Acquisition of coinfection and simultaneous transmission of Borrelia burgdorferi and Ehrlichia phagocytophila by Ixodes scapularis ticks

The agents of Lyme disease (Borrelia burgdorferi) and human granulocytic ehrlichiosis (Ehrlichia phagocytophila) are both transmitted by the tick Ixodes scapularis. In nature, ticks are often infected with both agents simultaneously. We studied whether previous infection with either Borrelia or Ehrlichia in ticks would affect acquisition and transmission of a second pathogen. Ehrlichia-infected I. scapularis nymphs were fed upon Borrelia-infected mice, and Borrelia-infected I. scapularis nymphs were fed upon Ehrlichia-infected mice. The efficiency with which previously infected nymphal ticks acquired a second pathogen from infected hosts was compared to that of uninfected ticks. An average of 51% +/- 15% of ticks acquired Ehrlichia from infected mice regardless of their prior infection status with Borrelia. An average of 85% +/- 10% of ticks acquired Borrelia from infected mice regardless of their prior infection status with Ehrlichia. Also, we assessed the efficiency with which individual nymphs could transmit either agent alone, or both agents simultaneously, to individual susceptible hosts. An average of 76% +/- 9% of Borrelia-infected ticks and 84% +/- 10% of Ehrlichia-infected ticks transmitted these agents to mice regardless of the presence of the other pathogen. There was no evidence of interaction between the agents of Lyme disease and human granulocytic ehrlichiosis in I. scapularis ticks. The presence of either agent in the ticks did not affect acquisition of the other agent from an infected host. Transmission of the agents of Lyme disease and human granulocytic ehrlichiosis by individual ticks was equally efficient and independent. Dually infected ticks transmitted each pathogen to susceptible hosts as efficiently as ticks infected with only one pathogen.

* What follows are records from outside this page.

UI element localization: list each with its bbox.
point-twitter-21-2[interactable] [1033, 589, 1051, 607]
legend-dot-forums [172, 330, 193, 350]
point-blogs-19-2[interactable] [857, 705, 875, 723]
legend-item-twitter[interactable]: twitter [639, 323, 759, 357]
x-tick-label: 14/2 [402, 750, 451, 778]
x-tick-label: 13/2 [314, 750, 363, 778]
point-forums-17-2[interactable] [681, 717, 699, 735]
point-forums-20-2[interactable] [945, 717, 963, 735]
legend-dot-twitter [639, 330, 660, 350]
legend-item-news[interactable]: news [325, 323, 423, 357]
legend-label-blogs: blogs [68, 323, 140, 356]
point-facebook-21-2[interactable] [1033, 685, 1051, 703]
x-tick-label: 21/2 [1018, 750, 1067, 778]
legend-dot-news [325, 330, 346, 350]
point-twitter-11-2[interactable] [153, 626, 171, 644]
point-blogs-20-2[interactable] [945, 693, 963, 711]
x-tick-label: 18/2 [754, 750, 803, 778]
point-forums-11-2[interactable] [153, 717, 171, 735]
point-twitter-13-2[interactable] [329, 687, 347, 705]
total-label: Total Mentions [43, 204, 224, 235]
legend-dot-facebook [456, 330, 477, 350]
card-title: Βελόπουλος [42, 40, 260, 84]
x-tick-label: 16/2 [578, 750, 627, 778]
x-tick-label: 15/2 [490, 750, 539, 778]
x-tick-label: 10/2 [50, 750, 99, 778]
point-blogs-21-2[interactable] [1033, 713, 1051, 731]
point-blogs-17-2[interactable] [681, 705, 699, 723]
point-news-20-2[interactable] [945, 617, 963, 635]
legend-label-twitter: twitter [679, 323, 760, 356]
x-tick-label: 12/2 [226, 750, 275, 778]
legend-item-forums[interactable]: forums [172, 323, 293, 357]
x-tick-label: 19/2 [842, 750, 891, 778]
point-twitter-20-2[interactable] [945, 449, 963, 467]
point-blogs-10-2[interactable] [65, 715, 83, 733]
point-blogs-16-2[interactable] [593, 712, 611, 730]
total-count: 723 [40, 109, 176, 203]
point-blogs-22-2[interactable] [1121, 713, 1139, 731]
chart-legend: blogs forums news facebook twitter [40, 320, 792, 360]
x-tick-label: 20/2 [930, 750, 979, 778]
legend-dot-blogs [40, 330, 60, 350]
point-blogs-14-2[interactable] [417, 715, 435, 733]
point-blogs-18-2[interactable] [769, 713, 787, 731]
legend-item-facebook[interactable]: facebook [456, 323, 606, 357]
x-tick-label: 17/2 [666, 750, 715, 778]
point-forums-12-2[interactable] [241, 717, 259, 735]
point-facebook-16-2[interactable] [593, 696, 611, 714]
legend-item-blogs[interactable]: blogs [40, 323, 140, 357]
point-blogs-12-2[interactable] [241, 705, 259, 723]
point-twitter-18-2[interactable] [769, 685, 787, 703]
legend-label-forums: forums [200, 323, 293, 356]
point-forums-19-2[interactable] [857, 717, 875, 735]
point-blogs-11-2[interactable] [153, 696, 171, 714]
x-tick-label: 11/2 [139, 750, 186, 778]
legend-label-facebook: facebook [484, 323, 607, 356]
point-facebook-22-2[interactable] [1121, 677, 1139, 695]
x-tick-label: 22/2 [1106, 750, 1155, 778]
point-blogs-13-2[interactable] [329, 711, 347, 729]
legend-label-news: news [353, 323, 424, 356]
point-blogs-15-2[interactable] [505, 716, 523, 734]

Immunity reduces reservoir host competence of Peromyscus leucopus for Ehrlichia phagocytophila

Infection with Ehrlichia phagocytophila in white-footed mice is transient and followed by a strong immune response. We investigated whether the presence of acquired immunity against E. phagocytophila precludes white-footed mice from further maintenance of this agent in nature. Mice were infected with E. phagocytophila via tick bite and challenged either 12 or 16 weeks later by Ixodes scapularis nymphs infected with the same agent. Xenodiagnostic larvae fed upon each mouse simultaneously with challenging nymphs and 1 week thereafter. Ticks were tested for the agent by PCR, and the prevalence of infection was compared to that in ticks that fed upon nonimmune control mice. Only 30% of immunized mice sustained cofeeding transmission of E. phagocytophila between simultaneously feeding infected and uninfected ticks, compared to 100% of control mice. An average of 6.3% of xenodiagnostic ticks acquired Ehrlichia from previously immunized mice when fed 1 week after the challenge, compared to 82.5% infection in the control group. Although an immune response to a single infection with E. phagocytophila in white-footed mice provided only partial protection against reinfection with the same agent, the majority of mice were rendered reservoir incompetent for at least 12 to 16 weeks. Immunity acquired by mice during I. scapularis nymphal activity in early summer may exclude a large proportion of the mouse population from maintaining E. phagocytophila during the period of larval activity later in the season.